Przy ul. gen. Bolesława Nieczuja-Ostrowskiego po raz kolejny powstało nielegalne wysypisko śmieci. Tym razem sprawca ułatwił pracę strażnikom miejskim i zostawił w śmieciach swoje dane.
O wynikach rutynowej kontroli, której w niedzielę (17 maja) dokonano przy ul. gen. Bolesława Nieczuja-Ostrowskiego, Straż Miejska informuje na swoim profilu na Facebooku.
Po raz kolejny zostało wykryte dzikie wysypisko. Przy odpadach znaleziono dokumenty wskazujące na prawdopodobnego sprawcę. Funkcjonariusze dotarli do mężczyzny, który zobowiązał się do uprzątnięcia terenu pod rygorem sankcji karno-administracyjnych
- piszą elbląscy strażnicy.
Proszę zainteresować się nielegalnym złomowiskiem przy ul. Fromborskiej na terenie firmy Knedler !!!

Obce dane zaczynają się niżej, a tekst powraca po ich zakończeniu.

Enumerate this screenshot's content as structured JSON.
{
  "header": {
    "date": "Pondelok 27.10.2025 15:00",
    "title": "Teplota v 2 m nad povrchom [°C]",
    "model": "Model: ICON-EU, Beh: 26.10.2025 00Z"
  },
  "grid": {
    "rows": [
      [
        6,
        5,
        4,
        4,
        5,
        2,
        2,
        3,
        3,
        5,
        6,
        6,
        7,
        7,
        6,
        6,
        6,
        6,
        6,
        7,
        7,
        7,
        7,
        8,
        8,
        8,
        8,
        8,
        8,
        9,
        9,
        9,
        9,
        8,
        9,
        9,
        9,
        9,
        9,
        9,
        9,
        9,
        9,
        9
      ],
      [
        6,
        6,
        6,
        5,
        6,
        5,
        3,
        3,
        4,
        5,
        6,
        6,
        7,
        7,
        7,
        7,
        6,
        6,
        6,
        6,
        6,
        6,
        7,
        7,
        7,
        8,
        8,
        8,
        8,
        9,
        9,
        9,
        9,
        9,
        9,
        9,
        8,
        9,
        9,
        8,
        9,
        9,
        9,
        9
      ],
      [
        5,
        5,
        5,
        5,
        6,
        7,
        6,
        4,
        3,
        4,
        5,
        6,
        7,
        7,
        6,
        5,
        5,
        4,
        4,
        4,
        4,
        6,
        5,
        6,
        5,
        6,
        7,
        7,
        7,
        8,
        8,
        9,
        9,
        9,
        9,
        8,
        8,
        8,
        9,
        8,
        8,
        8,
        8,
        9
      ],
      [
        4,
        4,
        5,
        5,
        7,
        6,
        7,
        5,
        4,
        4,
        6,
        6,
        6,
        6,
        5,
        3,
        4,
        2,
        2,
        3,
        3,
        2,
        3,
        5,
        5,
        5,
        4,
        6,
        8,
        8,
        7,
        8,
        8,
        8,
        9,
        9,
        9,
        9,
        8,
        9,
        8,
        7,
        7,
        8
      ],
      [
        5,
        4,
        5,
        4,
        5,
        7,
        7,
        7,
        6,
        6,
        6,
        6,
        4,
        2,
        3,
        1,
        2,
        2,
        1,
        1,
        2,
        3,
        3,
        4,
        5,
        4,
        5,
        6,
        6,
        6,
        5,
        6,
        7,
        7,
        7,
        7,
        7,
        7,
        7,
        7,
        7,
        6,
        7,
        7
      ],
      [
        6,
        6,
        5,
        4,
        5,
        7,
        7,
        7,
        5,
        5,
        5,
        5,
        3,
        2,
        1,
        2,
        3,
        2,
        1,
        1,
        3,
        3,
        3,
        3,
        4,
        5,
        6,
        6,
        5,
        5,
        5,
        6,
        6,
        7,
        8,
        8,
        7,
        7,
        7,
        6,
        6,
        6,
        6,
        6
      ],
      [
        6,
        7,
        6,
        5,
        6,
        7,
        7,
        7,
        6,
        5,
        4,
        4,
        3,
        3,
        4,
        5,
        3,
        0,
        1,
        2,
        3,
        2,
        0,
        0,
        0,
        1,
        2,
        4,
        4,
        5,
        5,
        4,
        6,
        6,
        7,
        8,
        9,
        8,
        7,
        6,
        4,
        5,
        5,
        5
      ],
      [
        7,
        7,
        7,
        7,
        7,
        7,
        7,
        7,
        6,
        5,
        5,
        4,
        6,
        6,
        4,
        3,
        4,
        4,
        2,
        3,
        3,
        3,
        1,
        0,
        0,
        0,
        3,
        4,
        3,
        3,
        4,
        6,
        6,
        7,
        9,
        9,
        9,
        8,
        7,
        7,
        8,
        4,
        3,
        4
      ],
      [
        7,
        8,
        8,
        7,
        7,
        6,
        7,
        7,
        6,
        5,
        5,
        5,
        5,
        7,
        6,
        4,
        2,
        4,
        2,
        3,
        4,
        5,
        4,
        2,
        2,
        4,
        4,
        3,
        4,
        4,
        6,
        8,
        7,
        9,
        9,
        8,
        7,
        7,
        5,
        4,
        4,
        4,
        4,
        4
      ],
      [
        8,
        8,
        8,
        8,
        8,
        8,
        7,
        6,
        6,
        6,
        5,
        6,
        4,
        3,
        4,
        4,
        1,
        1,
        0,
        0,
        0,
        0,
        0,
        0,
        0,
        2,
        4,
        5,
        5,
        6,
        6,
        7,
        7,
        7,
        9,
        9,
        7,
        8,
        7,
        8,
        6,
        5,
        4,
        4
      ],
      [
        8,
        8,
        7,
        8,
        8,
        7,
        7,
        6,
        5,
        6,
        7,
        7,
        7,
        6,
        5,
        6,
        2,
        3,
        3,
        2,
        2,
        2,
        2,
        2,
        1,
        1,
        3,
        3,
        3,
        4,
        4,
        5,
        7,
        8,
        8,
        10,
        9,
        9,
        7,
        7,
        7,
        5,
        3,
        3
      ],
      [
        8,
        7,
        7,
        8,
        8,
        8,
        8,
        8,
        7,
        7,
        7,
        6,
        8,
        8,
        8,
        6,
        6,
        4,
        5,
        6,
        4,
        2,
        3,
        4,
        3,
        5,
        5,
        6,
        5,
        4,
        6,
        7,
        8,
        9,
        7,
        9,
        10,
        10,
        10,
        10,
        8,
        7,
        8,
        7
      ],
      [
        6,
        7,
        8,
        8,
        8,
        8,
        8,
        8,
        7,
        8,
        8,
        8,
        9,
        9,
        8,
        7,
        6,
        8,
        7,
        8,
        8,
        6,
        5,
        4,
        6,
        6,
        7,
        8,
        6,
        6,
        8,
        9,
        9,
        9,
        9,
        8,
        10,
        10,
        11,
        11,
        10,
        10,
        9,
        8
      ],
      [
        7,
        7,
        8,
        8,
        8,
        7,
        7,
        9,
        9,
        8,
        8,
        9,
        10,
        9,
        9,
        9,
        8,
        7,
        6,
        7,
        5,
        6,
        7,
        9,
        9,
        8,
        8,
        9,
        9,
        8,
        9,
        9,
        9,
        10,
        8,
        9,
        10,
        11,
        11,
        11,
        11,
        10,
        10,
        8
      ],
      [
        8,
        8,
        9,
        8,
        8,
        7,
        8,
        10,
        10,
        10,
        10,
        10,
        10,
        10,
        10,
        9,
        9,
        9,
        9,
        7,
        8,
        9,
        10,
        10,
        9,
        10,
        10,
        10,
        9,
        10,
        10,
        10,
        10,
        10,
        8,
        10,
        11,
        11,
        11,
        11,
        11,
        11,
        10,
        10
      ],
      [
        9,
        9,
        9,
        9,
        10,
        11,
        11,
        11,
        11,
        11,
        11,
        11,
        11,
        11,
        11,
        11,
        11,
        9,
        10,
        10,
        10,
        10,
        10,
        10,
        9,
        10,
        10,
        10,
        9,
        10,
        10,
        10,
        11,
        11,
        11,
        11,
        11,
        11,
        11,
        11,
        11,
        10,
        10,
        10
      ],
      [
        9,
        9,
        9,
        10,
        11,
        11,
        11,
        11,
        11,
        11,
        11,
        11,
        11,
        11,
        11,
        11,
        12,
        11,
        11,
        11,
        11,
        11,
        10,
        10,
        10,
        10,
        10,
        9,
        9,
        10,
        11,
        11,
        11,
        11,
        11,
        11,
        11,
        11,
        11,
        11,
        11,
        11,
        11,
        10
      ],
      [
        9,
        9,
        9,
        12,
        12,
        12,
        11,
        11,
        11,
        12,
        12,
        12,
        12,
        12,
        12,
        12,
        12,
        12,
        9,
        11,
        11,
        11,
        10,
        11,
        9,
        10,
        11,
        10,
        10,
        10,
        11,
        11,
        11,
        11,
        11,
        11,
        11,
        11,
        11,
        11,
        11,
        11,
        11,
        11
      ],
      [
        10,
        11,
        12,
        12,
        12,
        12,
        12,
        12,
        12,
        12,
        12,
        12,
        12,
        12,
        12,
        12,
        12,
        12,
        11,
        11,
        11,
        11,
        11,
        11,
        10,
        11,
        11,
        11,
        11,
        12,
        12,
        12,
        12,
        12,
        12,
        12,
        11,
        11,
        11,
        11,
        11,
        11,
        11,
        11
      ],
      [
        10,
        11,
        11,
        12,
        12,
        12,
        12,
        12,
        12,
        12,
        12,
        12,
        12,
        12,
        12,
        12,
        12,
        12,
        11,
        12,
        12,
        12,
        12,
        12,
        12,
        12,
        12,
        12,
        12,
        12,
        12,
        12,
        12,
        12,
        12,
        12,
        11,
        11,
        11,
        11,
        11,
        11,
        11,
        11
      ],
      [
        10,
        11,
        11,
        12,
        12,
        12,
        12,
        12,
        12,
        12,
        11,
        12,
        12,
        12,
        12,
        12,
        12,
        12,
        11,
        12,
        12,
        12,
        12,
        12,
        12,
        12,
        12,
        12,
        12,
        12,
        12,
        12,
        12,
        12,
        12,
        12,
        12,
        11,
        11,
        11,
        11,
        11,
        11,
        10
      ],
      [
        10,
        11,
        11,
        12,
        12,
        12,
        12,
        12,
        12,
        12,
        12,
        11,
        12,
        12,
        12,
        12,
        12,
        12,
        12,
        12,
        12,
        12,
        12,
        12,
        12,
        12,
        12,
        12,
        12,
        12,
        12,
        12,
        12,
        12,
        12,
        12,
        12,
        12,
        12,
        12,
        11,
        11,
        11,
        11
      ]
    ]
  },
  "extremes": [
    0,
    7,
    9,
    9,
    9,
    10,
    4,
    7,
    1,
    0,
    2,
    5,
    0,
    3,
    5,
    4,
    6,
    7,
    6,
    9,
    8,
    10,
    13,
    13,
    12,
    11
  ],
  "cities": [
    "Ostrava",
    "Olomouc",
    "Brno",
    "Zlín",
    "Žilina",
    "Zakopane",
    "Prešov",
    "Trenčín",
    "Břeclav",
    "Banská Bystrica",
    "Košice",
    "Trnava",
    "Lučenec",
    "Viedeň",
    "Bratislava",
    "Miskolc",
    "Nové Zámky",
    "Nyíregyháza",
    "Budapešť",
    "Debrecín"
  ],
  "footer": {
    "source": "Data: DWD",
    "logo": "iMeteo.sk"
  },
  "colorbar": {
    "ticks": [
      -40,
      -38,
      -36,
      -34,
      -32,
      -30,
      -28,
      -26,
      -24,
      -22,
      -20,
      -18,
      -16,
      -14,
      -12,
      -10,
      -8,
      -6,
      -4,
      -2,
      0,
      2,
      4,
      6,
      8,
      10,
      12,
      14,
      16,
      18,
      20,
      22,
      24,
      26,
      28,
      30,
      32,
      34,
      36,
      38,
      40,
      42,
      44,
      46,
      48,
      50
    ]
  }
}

Ukarać debila największym możliwym mandatem i zobowiązać do wysprzątania całego zagajnika
I w "nagrodę" pan ten powinien przez 3 miesiące sprzątać psie kupy w okolicach swojego zamieszkania. W kamizelce z napisem dbający o czystość miasta.
Funkcjonariusze dotarli do mężczyzny, który zobowiązał się do uprzątnięcia terenu pod rygorem sankcji karno-administracyjnych jaja sobie robicie.... 500 zł . To dopiero może da coś do zrozumienia .
Nie rozumiem dlaczego dostał tylko upomnienie. Powinien dostać mandat w wysokości 500 zł i nakaz uprzątnięcia swoich śmieci. No i tak poza konkursem jeszcze bym dołożył z 20 batów, to by się nauczył :)
Ale co nie dostał kary? Jedynie posprzatanie? Ogarnijcie sie i wlepcie mu mandat!!! ktory de fato i tak niestety jest za niski za taki wyczyn.
A dlaczego jak żle zaparkuję to nie mogę zobowiązać się, że już więcej tak nie będę robił - tylko od razu mandacik.
Kara 5000zł zaboli+ prace sprzątania lasu.
50 tys zł kary na początek może to nauczy .
Taka ulica i nikt nie czuje, że śmietnik wandal lub anty patriota sobie tam uczynił? Znieczulica na bohatera.